Крыши на бараке нет, и Катя видит ночное небо, в котором зияет огромная беззвёздная дыра.
— Вот твоё место. Мать, отец. Вот твоё место, — произносит она, с замиранием ужаса вслушиваясь в собственные мысли, ходящие подобно теням. — Они заколдовали меня, я теперь — это не я.
За этими словами Катя ждёт огромного, совершенного ужаса от разразившейся над ней пустоты. Слова её имеют сейчас власть превращения в реальность, потому что колдуны зла слышат их, слова невозвратны, и Кате жутко оттого, что она не может их не говорить, не может скрыть их в себе, заставить чёрное дерево перестать расти вглубь пространства, где его ветви уже касаются ледяного дыхания бездны.
— Сталин — жопа, — беззвучно произносит Катя, судорожно вздрагивая от ужаса.

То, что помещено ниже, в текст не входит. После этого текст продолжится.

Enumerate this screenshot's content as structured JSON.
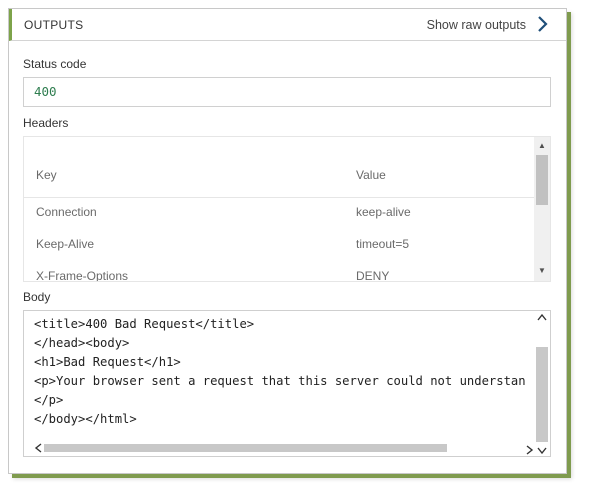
{
  "outputs": {
    "title": "OUTPUTS",
    "show_raw_label": "Show raw outputs"
  },
  "status": {
    "label": "Status code",
    "value": "400"
  },
  "headers": {
    "label": "Headers",
    "col_key": "Key",
    "col_value": "Value",
    "rows": [
      {
        "key": "Connection",
        "value": "keep-alive"
      },
      {
        "key": "Keep-Alive",
        "value": "timeout=5"
      },
      {
        "key": "X-Frame-Options",
        "value": "DENY"
      }
    ]
  },
  "body": {
    "label": "Body",
    "lines": [
      "<title>400 Bad Request</title>",
      "</head><body>",
      "<h1>Bad Request</h1>",
      "<p>Your browser sent a request that this server could not understan",
      "</p>",
      "</body></html>"
    ]
  },
  "colors": {
    "accent": "#7da34a",
    "status_code_color": "#2e7d4f",
    "chevron_color": "#1f4e79"
  }
}
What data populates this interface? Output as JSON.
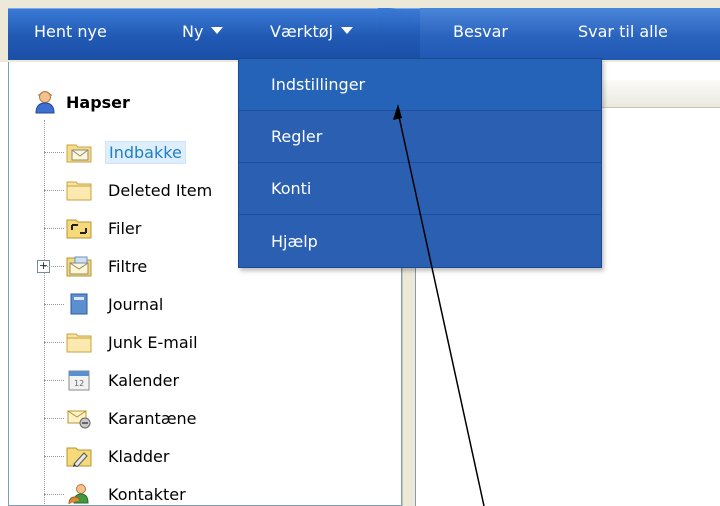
{
  "toolbar": {
    "get_new": "Hent nye",
    "new": "Ny",
    "tools": "Værktøj",
    "reply": "Besvar",
    "reply_all": "Svar til alle"
  },
  "tools_menu": {
    "items": [
      "Indstillinger",
      "Regler",
      "Konti",
      "Hjælp"
    ]
  },
  "account": {
    "name": "Hapser"
  },
  "folders": [
    {
      "label": "Indbakke",
      "icon": "inbox-icon",
      "selected": true
    },
    {
      "label": "Deleted Item",
      "icon": "folder-icon"
    },
    {
      "label": "Filer",
      "icon": "files-folder-icon"
    },
    {
      "label": "Filtre",
      "icon": "filters-icon"
    },
    {
      "label": "Journal",
      "icon": "journal-icon"
    },
    {
      "label": "Junk E-mail",
      "icon": "folder-icon"
    },
    {
      "label": "Kalender",
      "icon": "calendar-icon"
    },
    {
      "label": "Karantæne",
      "icon": "quarantine-icon"
    },
    {
      "label": "Kladder",
      "icon": "drafts-icon"
    },
    {
      "label": "Kontakter",
      "icon": "contacts-icon"
    }
  ],
  "colors": {
    "toolbar_blue": "#2059b4",
    "menu_blue": "#2a5fb2",
    "selected_text": "#1f7fc1"
  }
}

Но ей и этого мало. — Ленин — жопа, — добавляет она.
Ту молитву, что написана округлым почерком Ольги Матвеевны на листике в клеточку, Катя уже выучила наизусть и читает без бумажки, целуя своей повелительнице стопы вытянутых с кровати босых ног, едко пахнущие потом и слежавшейся внутренней кожей обуви. Ольга Матвеевна сидит, прислонившись спиной к стенке за кроватью и подпиливает себе ногти на руках. Чтение с лобзанием повторяется трижды, и Катя запинается только один раз, запинается и из её сердца сразу выпадает живая искра и уходит в землю, оставляя после себя только мёртвое молчание овечьего ужаса.
— Дальше, — спокойно произносит Ольга Матвеевна. — Потом получишь.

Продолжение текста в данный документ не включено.